Por Carlos Eduardo de Rezende*
Em uma instituição de ensino superior, onde o livre pensamento é um de seus pilares fundamentais, há quem defenda que divergências, de qualquer nível, devam ser tratadas internamente. A princípio, isso pode parecer razoável dentro da liturgia acadêmica, que valoriza o debate estruturado e a deliberação criteriosa. No entanto, quando princípios essenciais, de uma instituição, são impactados, torna-se imprescindível ampliar o debate, garantindo que as decisões sejam tomadas com reflexão e responsabilidade.
A adoção de ações imediatistas, sem uma análise aprofundada dos impactos em longo prazo, pode comprometer o futuro de uma instituição de ensino e pesquisa, enfraquecendo sua missão acadêmica e científica. Ainda assim, alguns dos pontos abordados nesta reflexão podem ser considerados inoportunos por parte da comunidade, seja por resistência à mudança ou por diferentes perspectivas sobre os rumos institucionais.
Recentemente, foi instituído o Programa de Aprimoramento e Otimização da Gestão Pública da Universidade Estadual do Norte Fluminense Darcy Ribeiro (ProUENF). No âmbito desse programa, os integrantes da comunidade acadêmica que se inscreveram e atenderam ao que foi estabelecido na Resolução do Conselho Universitário da Uenf passaram a receber a Bolsa Pró-UENF, que pode durar 36 meses.
A comunidade acadêmica da Uenf é composta por docentes e técnicos (laboratório e administrativos), cujos níveis de formação variam entre Fundamental, Médio e Superior, incluindo servidores com titulação de mestrado e doutorado. É importante destacar que as atividades desempenhadas por essas categorias são essencialmente distintas. Diante disso, um programa que não estabelece critérios específicos e diferenciados para cada categoria parece, no mínimo, inadequado e demanda uma reflexão criteriosa.
Nesse sentido, a criação e a implementação desse programa deveriam fomentar debates mais amplos sobre a condução das políticas institucionais e seus impactos na integridade acadêmica e profissional da comunidade universitária. Embora iniciativas que incentivem a participação dos servidores sejam, em princípio, bem-vindas, os critérios que orientam a concessão dessas bolsas têm suscitado questionamentos legítimos e deveriam considerar as especificidades inerentes aos diferentes cargos ocupados.

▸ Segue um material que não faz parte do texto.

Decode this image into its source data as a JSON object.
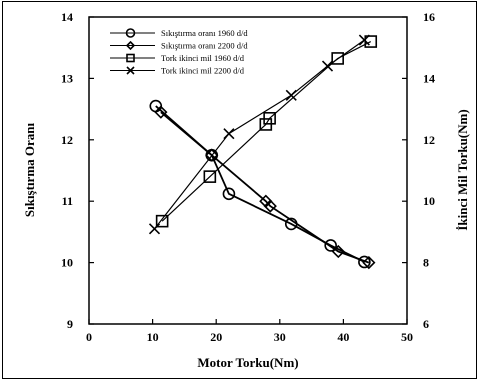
{
  "chart_data": {
    "type": "line",
    "xlabel": "Motor Torku(Nm)",
    "ylabel_left": "Sıkıştırma Oranı",
    "ylabel_right": "İkinci Mil Torku(Nm)",
    "xlim": [
      0,
      50
    ],
    "ylim_left": [
      9,
      14
    ],
    "ylim_right": [
      6,
      16
    ],
    "x_ticks": [
      "0",
      "10",
      "20",
      "30",
      "40",
      "50"
    ],
    "y_left_ticks": [
      "9",
      "10",
      "11",
      "12",
      "13",
      "14"
    ],
    "y_right_ticks": [
      "6",
      "8",
      "10",
      "12",
      "14",
      "16"
    ],
    "grid": false,
    "legend_position": "top-left",
    "series": [
      {
        "name": "Sıkıştırma oranı 1960 d/d",
        "axis": "left",
        "marker": "circle",
        "x": [
          10.5,
          19.3,
          22.0,
          31.8,
          38.0,
          43.3
        ],
        "y": [
          12.55,
          11.75,
          11.12,
          10.63,
          10.28,
          10.01
        ]
      },
      {
        "name": "Sıkıştırma oranı 2200 d/d",
        "axis": "left",
        "marker": "diamond",
        "x": [
          11.3,
          19.3,
          27.8,
          28.5,
          39.2,
          44.0
        ],
        "y": [
          12.45,
          11.75,
          11.0,
          10.92,
          10.18,
          10.0
        ]
      },
      {
        "name": "Tork ikinci mil 1960 d/d",
        "axis": "right",
        "marker": "square",
        "x": [
          11.5,
          19.0,
          27.8,
          28.4,
          39.1,
          44.3
        ],
        "y": [
          9.35,
          10.8,
          12.5,
          12.7,
          14.65,
          15.2
        ]
      },
      {
        "name": "Tork ikinci mil 2200 d/d",
        "axis": "right",
        "marker": "cross",
        "x": [
          10.3,
          22.0,
          31.8,
          37.5,
          43.3
        ],
        "y": [
          9.1,
          12.2,
          13.45,
          14.4,
          15.25
        ]
      }
    ]
  }
}
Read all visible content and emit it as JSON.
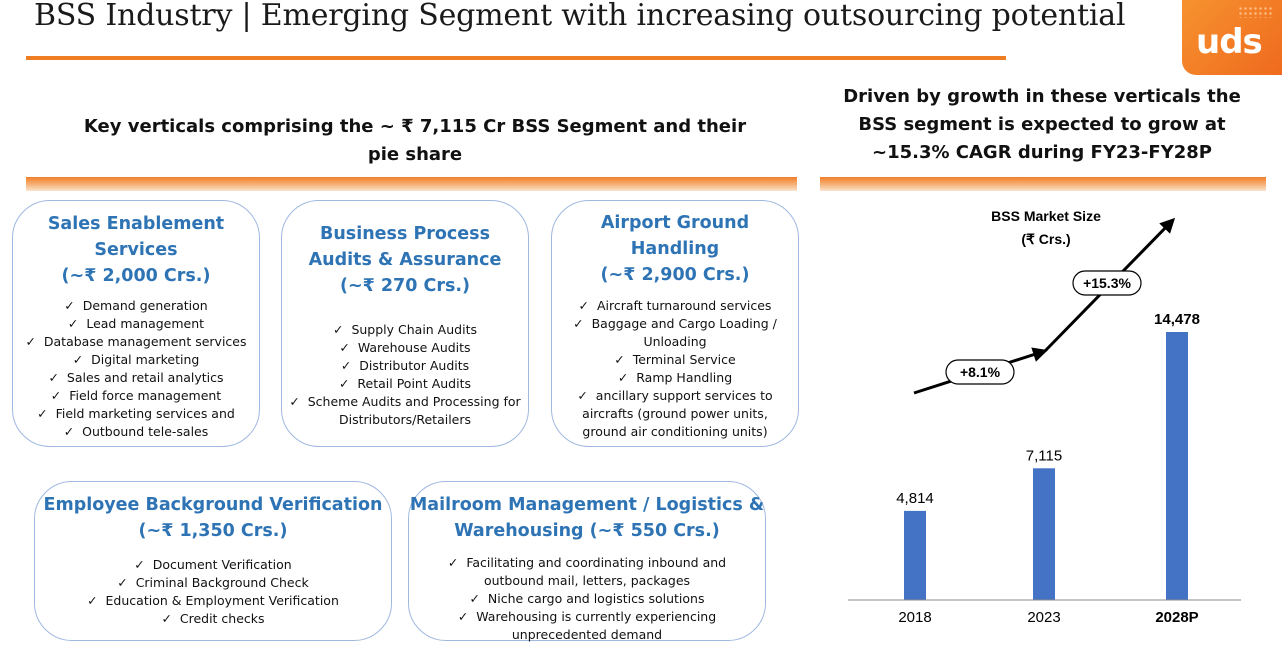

A fragilidade na definição de parâmetros claros e objetivos abre margem para interpretações dúbias e, em alguns casos, favorecimentos que comprometem a transparência. Como assegurar a equidade se os critérios parecem desconectados de um processo robusto de avaliação? A ausência de rigor, acadêmico vamos dizer assim, pode transformar uma ação que deveria ser estratégica em um mecanismo questionável, que alimenta desigualdades e desmotiva aqueles que esperam justiça institucional.
Outro ponto preocupante é a percepção de que algumas pessoas estejam recebendo recursos para executar atividades que já deveriam ser parte de suas atribuições e outros que recebem sem mudar minimamente seu comportamento diante da responsabilidade institucional. Isso levanta uma questão ética fundamental em relação ao dever de cada integrante da universidade e suas responsabilidades institucionais.Os estímulos adicionais deveriam ser instrumentos de fomento a novas iniciativas ou de apoio a demandas extraordinárias e deveriam refletir a qualidade do servidor no que tange a sua atividade fim.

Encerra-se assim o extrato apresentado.